Dr Ralph (Wal) Whalley, now an Honorary Fellow in Botany at UNE, retired as Associate Professor of Botany at the end of 1998. Throughout his UNE career of more than 40 years, he and his students have played a leading role in researching and promoting the use of native grasses. They began by researching the various properties of the grasses, and were then able to move on to commercialisation in collaboration with seed producers.
During those 40 years, Dr Whalley has seen what he called a "dramatic change" in the understanding and use of such grasses. His award was "for service to conservation and the environment, particularly through research into Australian native grasses and the promotion of their use for pasture, lawn, and revegetation of degraded natural landscapes".
Dr Whalley led a UNE project that resulted in the commercialisation of three varieties of native weeping grass (Microlaena stipoides) that can be used in a wide range of domestic and agricultural applications. Seed of the first of these became commercially available last year.
The biggest change he has seen during his time at UNE has been in pasture management. One of his PhD students, Dr Greg Lodge of NSW Agriculture, completed research in the early 1980s that demonstrated for the first time that the species composition of pastures could be changed by grazing management alone. Later developments of this principle showed the huge advantages of rotational grazing. The beneficial results for grasslands have been "dramatic", Dr Whalley said.
"The aim is to manage the landscape for 100 per cent ground cover," he explained, "by keeping livestock in each paddock for only a few weeks each year. In this way, skilful managers can actually use their animals as a means of conserving species biodiversity. I did not expect a result like this back in the 1970s."

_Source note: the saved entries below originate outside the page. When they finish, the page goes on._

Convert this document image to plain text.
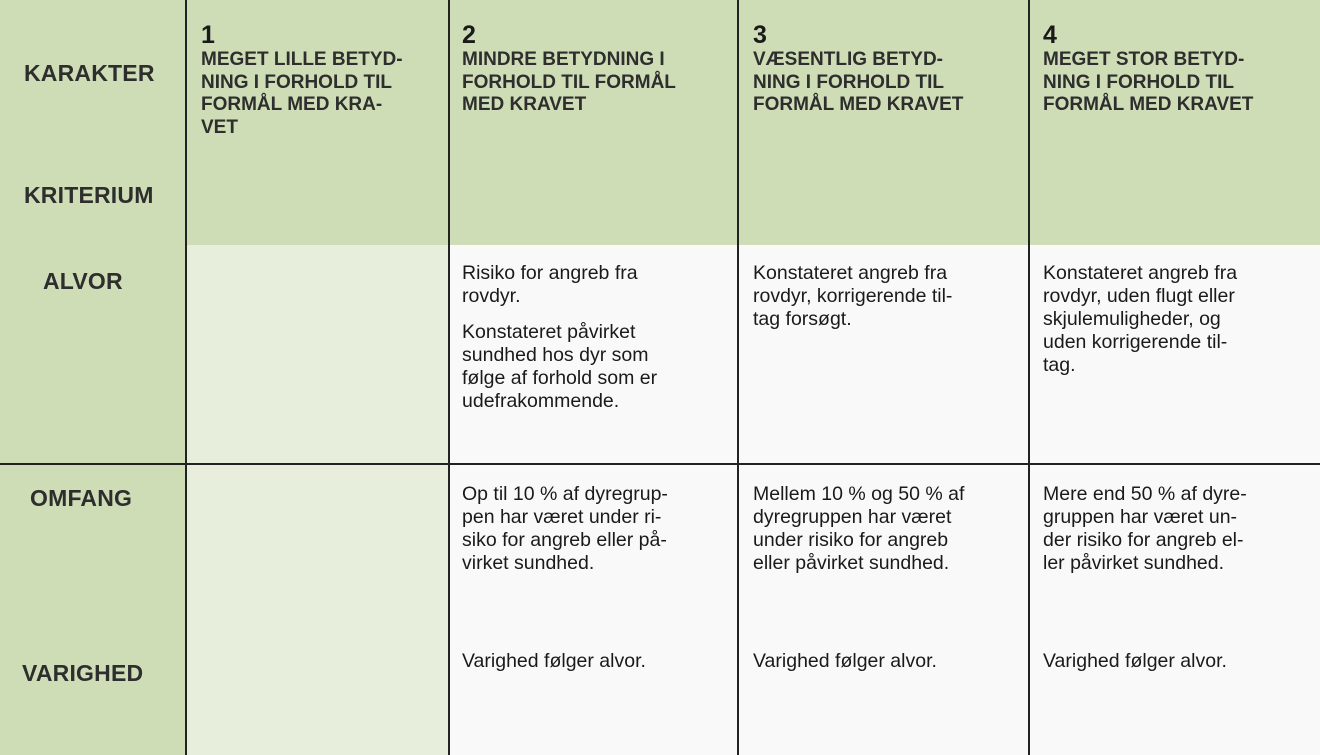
KARAKTER
KRITERIUM
ALVOR
OMFANG
VARIGHED
1
MEGET LILLE BETYD-
NING I FORHOLD TIL
FORMÅL MED KRA-
VET
2
MINDRE BETYDNING I
FORHOLD TIL FORMÅL
MED KRAVET
3
VÆSENTLIG BETYD-
NING I FORHOLD TIL
FORMÅL MED KRAVET
4
MEGET STOR BETYD-
NING I FORHOLD TIL
FORMÅL MED KRAVET

Risiko for angreb fra
rovdyr.

Konstateret påvirket
sundhed hos dyr som
følge af forhold som er
udefrakommende.

Konstateret angreb fra
rovdyr, korrigerende til-
tag forsøgt.

Konstateret angreb fra
rovdyr, uden flugt eller
skjulemuligheder, og
uden korrigerende til-
tag.

Op til 10 % af dyregrup-
pen har været under ri-
siko for angreb eller på-
virket sundhed.

Mellem 10 % og 50 % af
dyregruppen har været
under risiko for angreb
eller påvirket sundhed.

Mere end 50 % af dyre-
gruppen har været un-
der risiko for angreb el-
ler påvirket sundhed.

Varighed følger alvor.	Varighed følger alvor.	Varighed følger alvor.
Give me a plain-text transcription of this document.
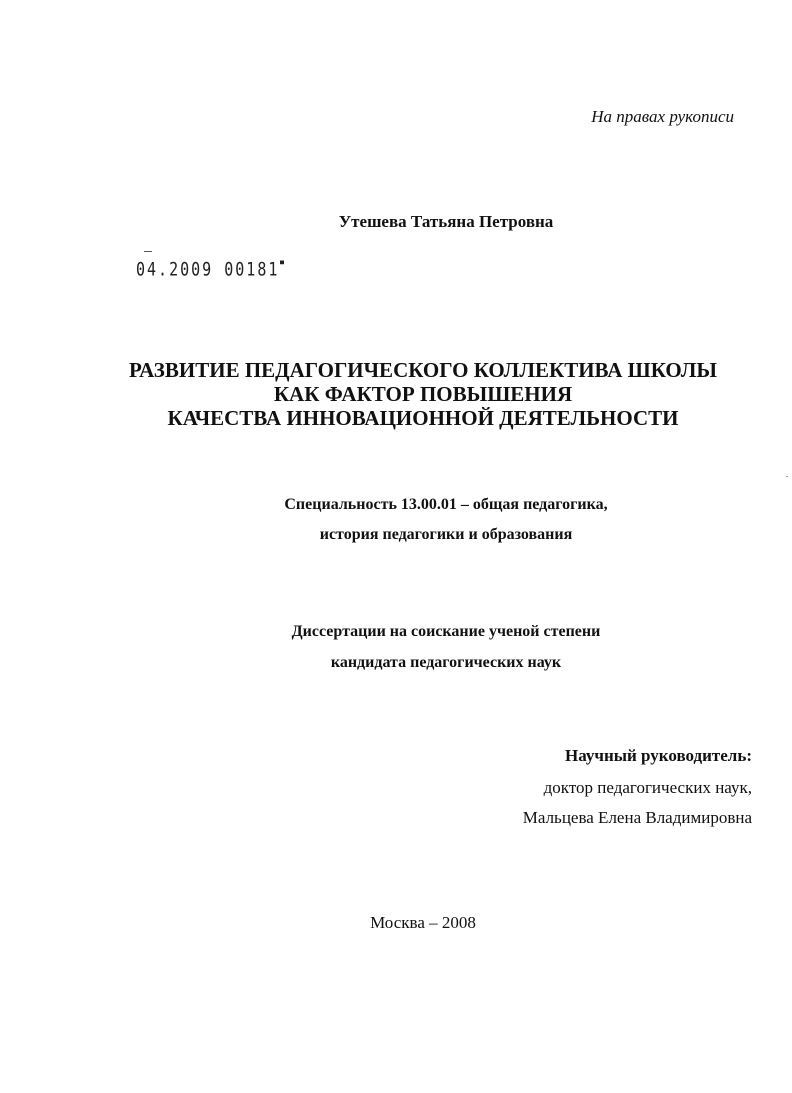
На правах рукописи
Утешева Татьяна Петровна
04.2009 00181
РАЗВИТИЕ ПЕДАГОГИЧЕСКОГО КОЛЛЕКТИВА ШКОЛЫ
КАК ФАКТОР ПОВЫШЕНИЯ
КАЧЕСТВА ИННОВАЦИОННОЙ ДЕЯТЕЛЬНОСТИ
Специальность 13.00.01 – общая педагогика,
история педагогики и образования
Диссертации на соискание ученой степени
кандидата педагогических наук
Научный руководитель:
доктор педагогических наук,
Мальцева Елена Владимировна
Москва – 2008
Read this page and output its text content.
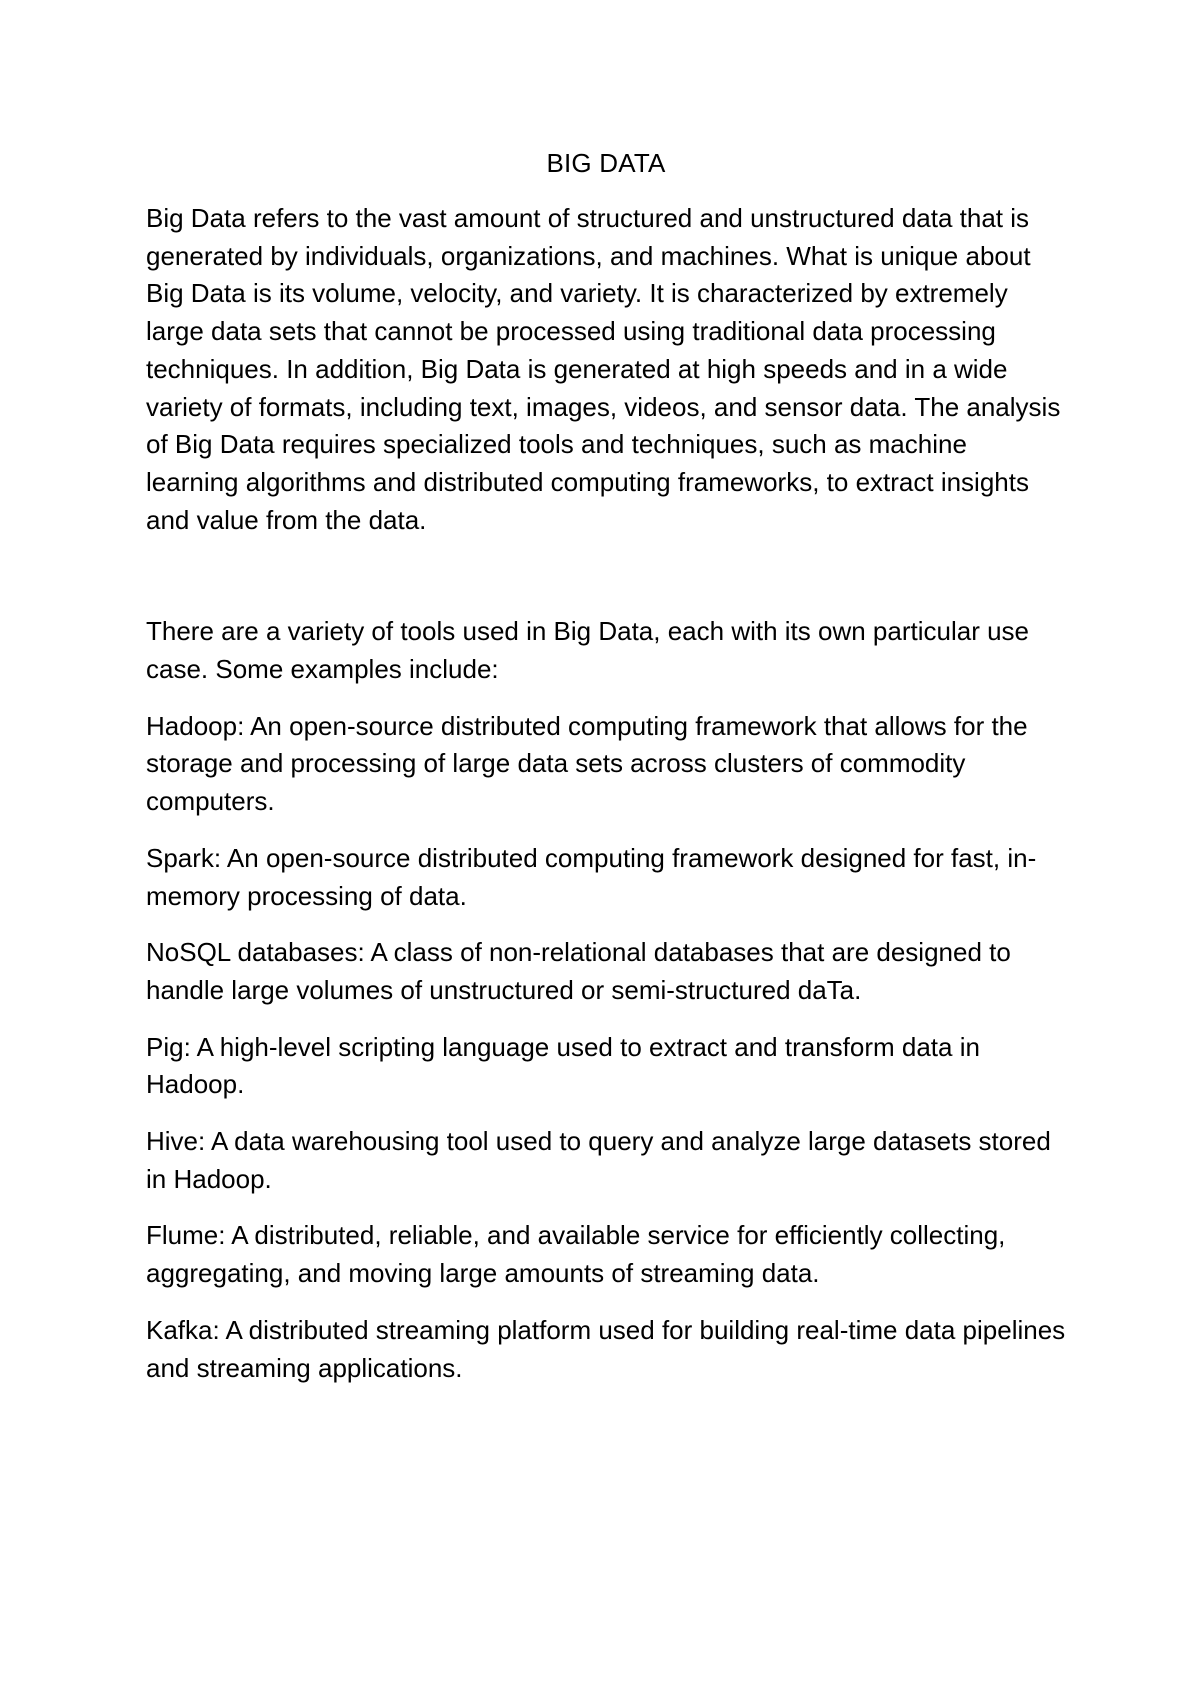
BIG DATA

Big Data refers to the vast amount of structured and unstructured data that is generated by individuals, organizations, and machines. What is unique about Big Data is its volume, velocity, and variety. It is characterized by extremely large data sets that cannot be processed using traditional data processing techniques. In addition, Big Data is generated at high speeds and in a wide variety of formats, including text, images, videos, and sensor data. The analysis of Big Data requires specialized tools and techniques, such as machine learning algorithms and distributed computing frameworks, to extract insights and value from the data.

There are a variety of tools used in Big Data, each with its own particular use case. Some examples include:

Hadoop: An open-source distributed computing framework that allows for the storage and processing of large data sets across clusters of commodity computers.

Spark: An open-source distributed computing framework designed for fast, in-memory processing of data.

NoSQL databases: A class of non-relational databases that are designed to handle large volumes of unstructured or semi-structured daTa.

Pig: A high-level scripting language used to extract and transform data in Hadoop.

Hive: A data warehousing tool used to query and analyze large datasets stored in Hadoop.

Flume: A distributed, reliable, and available service for efficiently collecting, aggregating, and moving large amounts of streaming data.

Kafka: A distributed streaming platform used for building real-time data pipelines and streaming applications.
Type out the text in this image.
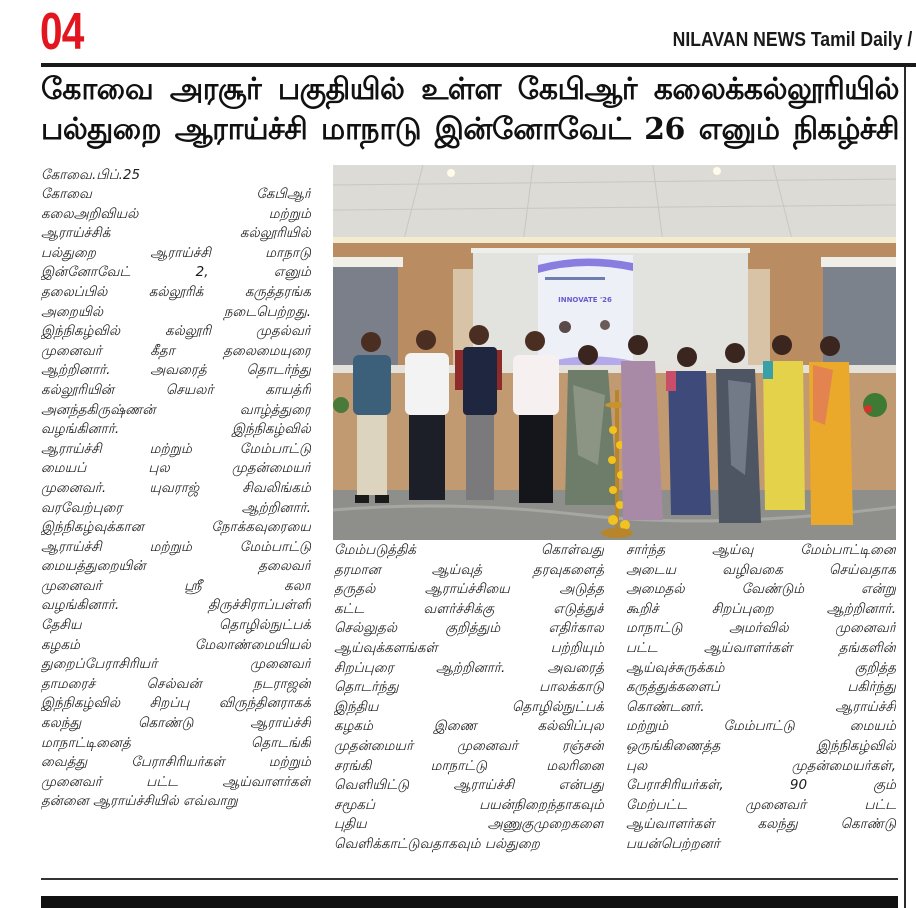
04	NILAVAN NEWS Tamil Daily /
கோவை அரசூர் பகுதியில் உள்ள கேபிஆர் கலைக்கல்லூரியில்
பல்துறை ஆராய்ச்சி மாநாடு இன்னோவேட் 26 எனும் நிகழ்ச்சி
கோவை.பிப்.25
கோவை கேபிஆர்
கலைஅறிவியல் மற்றும்
ஆராய்ச்சிக் கல்லூரியில்
பல்துறை ஆராய்ச்சி மாநாடு
இன்னோவேட் 2, எனும்
தலைப்பில் கல்லூரிக் கருத்தரங்க
அறையில் நடைபெற்றது.
இந்நிகழ்வில் கல்லூரி முதல்வர்
முனைவர் கீதா தலைமையுரை
ஆற்றினார். அவரைத் தொடர்ந்து
கல்லூரியின் செயலர் காயத்ரி
அனந்தகிருஷ்ணன் வாழ்த்துரை
வழங்கினார். இந்நிகழ்வில்
ஆராய்ச்சி மற்றும் மேம்பாட்டு
மையப் புல முதன்மையர்
முனைவர். யுவராஜ் சிவலிங்கம்
வரவேற்புரை ஆற்றினார்.
இந்நிகழ்வுக்கான நோக்கவுரையை
ஆராய்ச்சி மற்றும் மேம்பாட்டு
மையத்துறையின் தலைவர்
முனைவர் ஸ்ரீ கலா
வழங்கினார். திருச்சிராப்பள்ளி
தேசிய தொழில்நுட்பக்
கழகம் மேலாண்மையியல்
துறைப்பேராசிரியர் முனைவர்
தாமரைச் செல்வன் நடராஜன்
இந்நிகழ்வில் சிறப்பு விருந்தினராகக்
கலந்து கொண்டு ஆராய்ச்சி
மாநாட்டினைத் தொடங்கி
வைத்து பேராசிரியர்கள் மற்றும்
முனைவர் பட்ட ஆய்வாளர்கள்
தன்னை ஆராய்ச்சியில் எவ்வாறு
மேம்படுத்திக் கொள்வது
தரமான ஆய்வுத் தரவுகளைத்
தருதல் ஆராய்ச்சியை அடுத்த
கட்ட வளர்ச்சிக்கு எடுத்துச்
செல்லுதல் குறித்தும் எதிர்கால
ஆய்வுக்களங்கள் பற்றியும்
சிறப்புரை ஆற்றினார். அவரைத்
தொடர்ந்து பாலக்காடு
இந்திய தொழில்நுட்பக்
கழகம் இணை கல்விப்புல
முதன்மையர் முனைவர் ரஞ்சன்
சரங்கி மாநாட்டு மலரினை
வெளியிட்டு ஆராய்ச்சி என்பது
சமூகப் பயன்நிறைந்தாகவும்
புதிய அணுகுமுறைகளை
வெளிக்காட்டுவதாகவும் பல்துறை
சார்ந்த ஆய்வு மேம்பாட்டினை
அடைய வழிவகை செய்வதாக
அமைதல் வேண்டும் என்று
கூறிச் சிறப்புறை ஆற்றினார்.
மாநாட்டு அமர்வில் முனைவர்
பட்ட ஆய்வாளர்கள் தங்களின்
ஆய்வுச்சுருக்கம் குறித்த
கருத்துக்களைப் பகிர்ந்து
கொண்டனர். ஆராய்ச்சி
மற்றும் மேம்பாட்டு மையம்
ஒருங்கிணைத்த இந்நிகழ்வில்
புல முதன்மையர்கள்,
பேராசிரியர்கள், 90 கும்
மேற்பட்ட முனைவர் பட்ட
ஆய்வாளர்கள் கலந்து கொண்டு
பயன்பெற்றனர்
INNOVATE '26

The view that has emerged, he said, is one that regards each property as an ecosystem, and the grazing animals as part of that system. The resting of pastures is a critically important part of management according to these principles. "The only way to manage is to use grazing animals very intelligently," Dr Whalley concluded.
Dr Whalley is the Editor of The Rangeland Journal, the author of many scientific papers and book chapters, and co-author of three books: Pasture Plants of the Slopes and Tablelands of New South Wales (2003), Grasses of New South Wales (2002), and Grassed up: A Guideline for Re-vegetating with Australian Native Grasses (2000).